Our definition of quality is the same established by our design team of local TV news professionals three years ago. We stress the basics: A newscast should reflect its entire community, cover a broad range of topics, focus on the significant aspects of stories, be locally relevant, balance stories with multiple points of view, and use authoritative sources.

We continue to use the system developed by separate teams of university scholars and professional researchers to grade newscasts by a point system matched to these criteria (see Who Did the Study). As in years past presentation is a very minor factor.
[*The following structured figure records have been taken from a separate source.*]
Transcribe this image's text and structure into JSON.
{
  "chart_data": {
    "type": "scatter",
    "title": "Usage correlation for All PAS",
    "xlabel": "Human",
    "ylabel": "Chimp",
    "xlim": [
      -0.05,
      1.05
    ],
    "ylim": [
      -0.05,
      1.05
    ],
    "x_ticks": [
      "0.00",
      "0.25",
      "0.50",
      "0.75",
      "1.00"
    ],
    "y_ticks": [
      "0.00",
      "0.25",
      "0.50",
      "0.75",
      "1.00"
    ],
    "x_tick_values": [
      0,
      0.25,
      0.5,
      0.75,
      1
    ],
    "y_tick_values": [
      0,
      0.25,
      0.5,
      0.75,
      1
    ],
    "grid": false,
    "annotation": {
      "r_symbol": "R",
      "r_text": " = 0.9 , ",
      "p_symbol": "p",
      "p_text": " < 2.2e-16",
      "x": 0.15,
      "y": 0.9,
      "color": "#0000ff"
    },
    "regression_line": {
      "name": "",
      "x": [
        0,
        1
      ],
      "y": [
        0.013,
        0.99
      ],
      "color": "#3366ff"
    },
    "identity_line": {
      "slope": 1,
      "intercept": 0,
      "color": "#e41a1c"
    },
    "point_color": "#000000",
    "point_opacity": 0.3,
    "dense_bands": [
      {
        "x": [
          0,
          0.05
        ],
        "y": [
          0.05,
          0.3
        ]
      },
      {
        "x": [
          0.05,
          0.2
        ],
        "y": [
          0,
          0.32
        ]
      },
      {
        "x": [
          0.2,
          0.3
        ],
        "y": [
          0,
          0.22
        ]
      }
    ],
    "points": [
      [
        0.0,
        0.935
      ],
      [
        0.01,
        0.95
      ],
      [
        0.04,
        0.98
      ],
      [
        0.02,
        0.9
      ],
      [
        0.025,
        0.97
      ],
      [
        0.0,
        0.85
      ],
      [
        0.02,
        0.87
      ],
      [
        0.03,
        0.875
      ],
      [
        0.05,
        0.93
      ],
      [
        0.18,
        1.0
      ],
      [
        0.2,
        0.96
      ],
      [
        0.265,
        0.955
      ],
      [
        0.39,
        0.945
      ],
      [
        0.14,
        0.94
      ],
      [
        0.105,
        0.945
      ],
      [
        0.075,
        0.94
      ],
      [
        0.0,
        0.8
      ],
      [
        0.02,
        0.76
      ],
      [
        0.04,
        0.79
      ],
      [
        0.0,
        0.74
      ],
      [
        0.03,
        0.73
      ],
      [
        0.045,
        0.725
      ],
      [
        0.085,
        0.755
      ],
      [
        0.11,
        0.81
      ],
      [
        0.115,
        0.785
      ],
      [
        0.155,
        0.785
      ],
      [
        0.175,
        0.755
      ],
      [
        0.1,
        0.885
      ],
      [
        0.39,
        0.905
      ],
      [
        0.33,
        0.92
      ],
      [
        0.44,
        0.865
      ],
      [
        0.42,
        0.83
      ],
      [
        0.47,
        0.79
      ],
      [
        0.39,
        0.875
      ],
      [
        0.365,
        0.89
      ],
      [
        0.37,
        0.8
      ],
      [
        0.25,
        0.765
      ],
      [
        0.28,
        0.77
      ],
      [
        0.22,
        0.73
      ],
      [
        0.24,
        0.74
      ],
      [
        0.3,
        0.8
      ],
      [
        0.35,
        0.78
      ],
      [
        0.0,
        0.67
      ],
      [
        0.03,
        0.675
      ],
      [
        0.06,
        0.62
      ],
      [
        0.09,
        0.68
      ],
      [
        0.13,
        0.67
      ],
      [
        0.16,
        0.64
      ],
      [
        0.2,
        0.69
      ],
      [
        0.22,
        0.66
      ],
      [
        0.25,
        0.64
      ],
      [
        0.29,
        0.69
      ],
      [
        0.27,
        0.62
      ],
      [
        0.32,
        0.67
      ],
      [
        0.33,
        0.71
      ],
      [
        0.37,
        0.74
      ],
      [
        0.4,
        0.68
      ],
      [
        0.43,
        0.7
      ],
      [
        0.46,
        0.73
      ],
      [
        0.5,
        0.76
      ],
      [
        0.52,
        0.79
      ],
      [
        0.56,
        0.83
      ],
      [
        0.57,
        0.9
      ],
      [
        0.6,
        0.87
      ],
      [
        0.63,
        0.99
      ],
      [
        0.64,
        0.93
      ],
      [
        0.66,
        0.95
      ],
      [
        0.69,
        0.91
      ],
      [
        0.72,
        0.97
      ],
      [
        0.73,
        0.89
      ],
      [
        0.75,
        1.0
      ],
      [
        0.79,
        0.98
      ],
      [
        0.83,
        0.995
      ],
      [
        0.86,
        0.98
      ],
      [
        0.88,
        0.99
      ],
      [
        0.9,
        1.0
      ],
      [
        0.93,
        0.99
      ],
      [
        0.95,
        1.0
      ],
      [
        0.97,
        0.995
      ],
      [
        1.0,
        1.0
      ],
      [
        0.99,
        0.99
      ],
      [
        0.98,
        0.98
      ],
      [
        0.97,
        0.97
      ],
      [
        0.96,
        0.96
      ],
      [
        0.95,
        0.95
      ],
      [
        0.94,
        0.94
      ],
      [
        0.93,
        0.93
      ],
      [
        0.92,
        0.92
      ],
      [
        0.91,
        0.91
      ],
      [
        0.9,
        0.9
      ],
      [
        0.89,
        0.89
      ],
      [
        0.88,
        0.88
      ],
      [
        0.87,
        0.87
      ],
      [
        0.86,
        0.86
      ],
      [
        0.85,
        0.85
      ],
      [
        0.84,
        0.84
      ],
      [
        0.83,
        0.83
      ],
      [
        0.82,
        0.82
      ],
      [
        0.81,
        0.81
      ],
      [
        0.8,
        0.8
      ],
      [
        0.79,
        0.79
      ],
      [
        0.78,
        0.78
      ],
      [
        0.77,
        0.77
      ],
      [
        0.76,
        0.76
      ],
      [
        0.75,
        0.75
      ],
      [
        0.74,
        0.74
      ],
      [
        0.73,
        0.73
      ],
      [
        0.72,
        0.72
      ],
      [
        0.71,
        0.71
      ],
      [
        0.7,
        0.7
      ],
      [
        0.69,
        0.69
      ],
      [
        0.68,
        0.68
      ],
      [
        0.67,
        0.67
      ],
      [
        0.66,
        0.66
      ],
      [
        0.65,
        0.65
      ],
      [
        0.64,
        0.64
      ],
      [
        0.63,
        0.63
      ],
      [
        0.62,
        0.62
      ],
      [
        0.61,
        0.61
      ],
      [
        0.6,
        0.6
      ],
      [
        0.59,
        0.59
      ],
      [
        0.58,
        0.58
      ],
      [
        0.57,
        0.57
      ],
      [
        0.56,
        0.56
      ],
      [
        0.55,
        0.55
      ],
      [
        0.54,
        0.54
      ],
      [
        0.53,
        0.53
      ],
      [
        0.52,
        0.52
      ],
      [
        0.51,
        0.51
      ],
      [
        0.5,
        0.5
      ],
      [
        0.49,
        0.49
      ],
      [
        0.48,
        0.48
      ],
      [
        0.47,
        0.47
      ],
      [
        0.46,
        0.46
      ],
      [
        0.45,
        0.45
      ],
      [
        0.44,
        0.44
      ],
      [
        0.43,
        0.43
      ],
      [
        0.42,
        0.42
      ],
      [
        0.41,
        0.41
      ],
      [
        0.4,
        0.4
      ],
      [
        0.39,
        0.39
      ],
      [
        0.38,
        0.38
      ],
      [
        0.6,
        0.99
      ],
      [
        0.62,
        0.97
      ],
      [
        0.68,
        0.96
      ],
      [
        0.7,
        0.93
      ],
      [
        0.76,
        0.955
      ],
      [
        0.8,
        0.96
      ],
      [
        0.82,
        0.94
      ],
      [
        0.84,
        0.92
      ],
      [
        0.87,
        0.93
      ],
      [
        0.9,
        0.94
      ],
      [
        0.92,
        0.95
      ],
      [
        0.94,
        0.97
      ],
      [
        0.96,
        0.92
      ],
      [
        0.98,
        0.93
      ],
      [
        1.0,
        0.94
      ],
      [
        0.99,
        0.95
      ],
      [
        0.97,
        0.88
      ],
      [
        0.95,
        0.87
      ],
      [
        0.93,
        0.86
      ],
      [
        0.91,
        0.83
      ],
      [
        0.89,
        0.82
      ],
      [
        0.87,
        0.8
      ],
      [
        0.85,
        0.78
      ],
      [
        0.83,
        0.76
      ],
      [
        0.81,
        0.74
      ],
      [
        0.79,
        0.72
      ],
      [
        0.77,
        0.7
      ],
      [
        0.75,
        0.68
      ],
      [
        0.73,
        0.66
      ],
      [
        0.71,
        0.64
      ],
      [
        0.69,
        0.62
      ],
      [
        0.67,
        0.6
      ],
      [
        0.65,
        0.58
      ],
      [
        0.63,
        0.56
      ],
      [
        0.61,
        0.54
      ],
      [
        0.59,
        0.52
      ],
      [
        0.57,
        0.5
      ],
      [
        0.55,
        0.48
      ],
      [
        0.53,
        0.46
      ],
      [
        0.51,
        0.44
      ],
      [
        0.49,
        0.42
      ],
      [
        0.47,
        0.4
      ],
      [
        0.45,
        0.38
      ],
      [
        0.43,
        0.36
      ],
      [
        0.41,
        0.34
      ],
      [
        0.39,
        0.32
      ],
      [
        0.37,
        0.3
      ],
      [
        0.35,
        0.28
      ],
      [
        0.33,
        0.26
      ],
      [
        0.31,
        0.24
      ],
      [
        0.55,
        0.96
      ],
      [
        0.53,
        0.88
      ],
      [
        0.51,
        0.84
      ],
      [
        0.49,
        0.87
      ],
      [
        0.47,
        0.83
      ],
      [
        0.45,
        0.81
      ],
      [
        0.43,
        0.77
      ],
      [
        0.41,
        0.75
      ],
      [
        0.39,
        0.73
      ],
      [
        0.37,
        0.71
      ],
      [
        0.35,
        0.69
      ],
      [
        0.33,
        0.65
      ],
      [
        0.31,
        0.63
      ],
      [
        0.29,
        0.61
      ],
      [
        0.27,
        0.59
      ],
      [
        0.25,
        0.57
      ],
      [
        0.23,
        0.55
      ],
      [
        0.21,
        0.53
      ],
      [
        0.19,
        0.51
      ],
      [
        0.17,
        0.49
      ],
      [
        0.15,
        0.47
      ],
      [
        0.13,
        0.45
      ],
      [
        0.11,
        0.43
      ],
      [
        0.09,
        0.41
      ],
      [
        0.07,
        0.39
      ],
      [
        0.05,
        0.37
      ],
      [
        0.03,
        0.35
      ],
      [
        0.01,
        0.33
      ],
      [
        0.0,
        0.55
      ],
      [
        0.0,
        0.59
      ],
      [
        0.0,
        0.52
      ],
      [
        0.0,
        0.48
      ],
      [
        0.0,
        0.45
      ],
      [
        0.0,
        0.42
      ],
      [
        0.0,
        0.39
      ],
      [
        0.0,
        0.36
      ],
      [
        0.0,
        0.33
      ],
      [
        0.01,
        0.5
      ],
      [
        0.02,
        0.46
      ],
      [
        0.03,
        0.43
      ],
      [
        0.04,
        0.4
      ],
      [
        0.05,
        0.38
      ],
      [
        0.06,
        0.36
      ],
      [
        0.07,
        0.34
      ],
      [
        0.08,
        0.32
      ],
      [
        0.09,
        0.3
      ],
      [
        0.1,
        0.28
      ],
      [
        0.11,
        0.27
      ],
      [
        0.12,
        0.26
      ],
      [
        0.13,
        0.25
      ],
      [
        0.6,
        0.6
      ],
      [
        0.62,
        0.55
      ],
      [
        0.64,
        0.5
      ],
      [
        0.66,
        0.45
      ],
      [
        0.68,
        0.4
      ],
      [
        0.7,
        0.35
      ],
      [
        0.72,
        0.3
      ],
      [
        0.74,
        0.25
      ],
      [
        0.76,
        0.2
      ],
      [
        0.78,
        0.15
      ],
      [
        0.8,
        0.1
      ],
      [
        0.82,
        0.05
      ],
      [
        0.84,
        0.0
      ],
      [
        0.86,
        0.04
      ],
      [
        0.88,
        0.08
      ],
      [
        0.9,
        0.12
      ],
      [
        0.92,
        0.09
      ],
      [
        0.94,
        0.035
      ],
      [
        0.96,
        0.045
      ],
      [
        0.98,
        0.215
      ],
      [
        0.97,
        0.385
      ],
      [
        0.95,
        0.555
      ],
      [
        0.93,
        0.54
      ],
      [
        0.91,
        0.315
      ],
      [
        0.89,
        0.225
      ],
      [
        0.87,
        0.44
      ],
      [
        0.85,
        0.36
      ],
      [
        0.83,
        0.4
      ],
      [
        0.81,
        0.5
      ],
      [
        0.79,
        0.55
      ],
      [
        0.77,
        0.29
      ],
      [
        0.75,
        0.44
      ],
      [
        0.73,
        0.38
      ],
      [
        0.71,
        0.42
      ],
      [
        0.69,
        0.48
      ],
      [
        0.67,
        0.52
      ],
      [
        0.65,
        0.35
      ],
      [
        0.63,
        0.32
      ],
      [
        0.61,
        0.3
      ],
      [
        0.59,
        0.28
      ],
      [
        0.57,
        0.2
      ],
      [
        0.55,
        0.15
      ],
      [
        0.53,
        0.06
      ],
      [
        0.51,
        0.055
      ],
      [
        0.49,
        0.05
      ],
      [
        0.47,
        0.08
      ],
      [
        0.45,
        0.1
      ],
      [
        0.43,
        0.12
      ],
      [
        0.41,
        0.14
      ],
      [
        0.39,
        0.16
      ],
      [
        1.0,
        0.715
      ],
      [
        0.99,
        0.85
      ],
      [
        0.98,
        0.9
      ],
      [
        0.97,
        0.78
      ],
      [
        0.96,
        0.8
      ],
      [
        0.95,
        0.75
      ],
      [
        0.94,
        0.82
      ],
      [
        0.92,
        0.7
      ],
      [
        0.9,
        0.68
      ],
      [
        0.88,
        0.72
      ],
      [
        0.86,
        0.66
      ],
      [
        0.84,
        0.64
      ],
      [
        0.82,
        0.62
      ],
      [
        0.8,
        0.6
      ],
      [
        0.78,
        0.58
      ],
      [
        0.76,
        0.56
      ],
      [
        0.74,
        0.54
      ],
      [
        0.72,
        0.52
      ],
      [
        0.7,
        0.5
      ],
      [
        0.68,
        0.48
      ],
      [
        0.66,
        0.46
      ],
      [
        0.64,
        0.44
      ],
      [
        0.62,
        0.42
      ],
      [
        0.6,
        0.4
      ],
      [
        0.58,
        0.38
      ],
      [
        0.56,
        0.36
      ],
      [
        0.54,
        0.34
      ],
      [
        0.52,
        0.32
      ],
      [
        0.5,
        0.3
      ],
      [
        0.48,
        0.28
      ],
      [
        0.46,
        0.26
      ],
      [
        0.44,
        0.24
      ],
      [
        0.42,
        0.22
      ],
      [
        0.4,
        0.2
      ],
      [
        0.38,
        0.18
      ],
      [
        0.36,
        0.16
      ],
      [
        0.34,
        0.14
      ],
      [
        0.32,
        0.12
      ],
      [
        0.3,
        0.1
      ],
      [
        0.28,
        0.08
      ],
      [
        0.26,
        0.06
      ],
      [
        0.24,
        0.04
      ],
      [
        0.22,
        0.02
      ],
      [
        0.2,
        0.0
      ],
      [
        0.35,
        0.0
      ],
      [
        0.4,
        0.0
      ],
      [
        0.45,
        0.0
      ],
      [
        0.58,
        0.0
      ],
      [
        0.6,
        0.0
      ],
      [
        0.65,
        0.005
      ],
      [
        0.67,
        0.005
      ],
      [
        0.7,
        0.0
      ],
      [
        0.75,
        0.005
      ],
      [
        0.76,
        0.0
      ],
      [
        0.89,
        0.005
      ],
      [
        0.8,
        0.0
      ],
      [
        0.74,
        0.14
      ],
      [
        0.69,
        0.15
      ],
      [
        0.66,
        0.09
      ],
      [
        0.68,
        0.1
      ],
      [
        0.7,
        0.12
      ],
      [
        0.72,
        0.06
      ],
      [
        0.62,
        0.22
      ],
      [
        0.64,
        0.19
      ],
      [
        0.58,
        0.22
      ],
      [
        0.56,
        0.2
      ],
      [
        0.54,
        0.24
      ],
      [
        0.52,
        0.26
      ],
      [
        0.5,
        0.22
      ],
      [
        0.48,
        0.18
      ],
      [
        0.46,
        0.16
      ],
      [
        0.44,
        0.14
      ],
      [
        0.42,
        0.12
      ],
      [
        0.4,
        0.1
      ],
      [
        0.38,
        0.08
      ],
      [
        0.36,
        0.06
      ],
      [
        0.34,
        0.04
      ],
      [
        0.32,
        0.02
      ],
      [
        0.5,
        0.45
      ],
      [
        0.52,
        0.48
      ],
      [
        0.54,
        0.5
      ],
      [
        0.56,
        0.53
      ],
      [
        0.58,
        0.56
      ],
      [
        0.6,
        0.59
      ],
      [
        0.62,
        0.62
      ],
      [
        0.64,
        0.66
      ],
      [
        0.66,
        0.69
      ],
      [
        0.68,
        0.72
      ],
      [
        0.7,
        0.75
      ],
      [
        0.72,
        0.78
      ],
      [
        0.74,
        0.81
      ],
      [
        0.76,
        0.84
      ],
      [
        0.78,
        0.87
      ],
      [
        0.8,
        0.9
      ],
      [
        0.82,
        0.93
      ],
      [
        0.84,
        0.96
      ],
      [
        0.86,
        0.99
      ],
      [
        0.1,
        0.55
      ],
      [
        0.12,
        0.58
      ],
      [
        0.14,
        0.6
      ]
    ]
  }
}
So that grading can be accomplished objectively, stories score well based on an accumulation of the simple journalistic values mentioned above.

In this third year of the Local TV News Project we also continue to correlate a station's quality scores to Nielsen Media Research household ratings that encompass a three-year period beginning in May 1997 and ending in February 2000.

This year, as in years past, we have examined the most watched half-hours of news in a core group of cities randomly selected after ensuring population and geographic balance. We have also looked at early-evening news in Atlanta and Los Angeles, markets where we previously studied late news.

A year ago we found that the six o'clock news programs in New York and Boston scored much better than their 11 P.M. counterparts. The same holds true this year. In Atlanta, the early evening news broadcasts scored an average 144 points higher than the late news broadcasts we studied in 1998. In Los Angeles, the six o'clock broadcasts were 57 points higher.

Over three years we've found that, contrary to newsroom lore and the claims of critics, all local news is not the same. Our best station in the most watched time slot, Tucson's KGUN, scored 291 points more than our worst station, KNXV in Phoenix.

The same is true of the time slots we added this year. The best in the morning, WGME of Portland, Maine, scored 145 points higher than the morning's worst, WBRC of Birmingham. Oakland's KTVU, the best of the primetime hour-long newscasts, earned a whopping 292 points more than Los Angeles's KTLA.

Quality Versus Ratings

How sure are we that quality is the best path to ratings? Eight of the ten best stations we studied this year were either going up in ratings (60%) or at least holding their own (20%). Put in another way, if you practice basic good journalism, as defined by our design team of industry professionals, your station is four times as likely to be gaining or holding ratings as losing. In a television environment that has steadily decreased in viewers, hanging on is not the worst thing in the world.

Percentage of Stations by Grade, 1998-2000



It's riskier to be a bottom-ten station in this study. While 6 out of 10 stations on the bottom have positive ratings trends, four are clearly failing. Unlike the better stations, there is no holding your ground here. It's either up or down.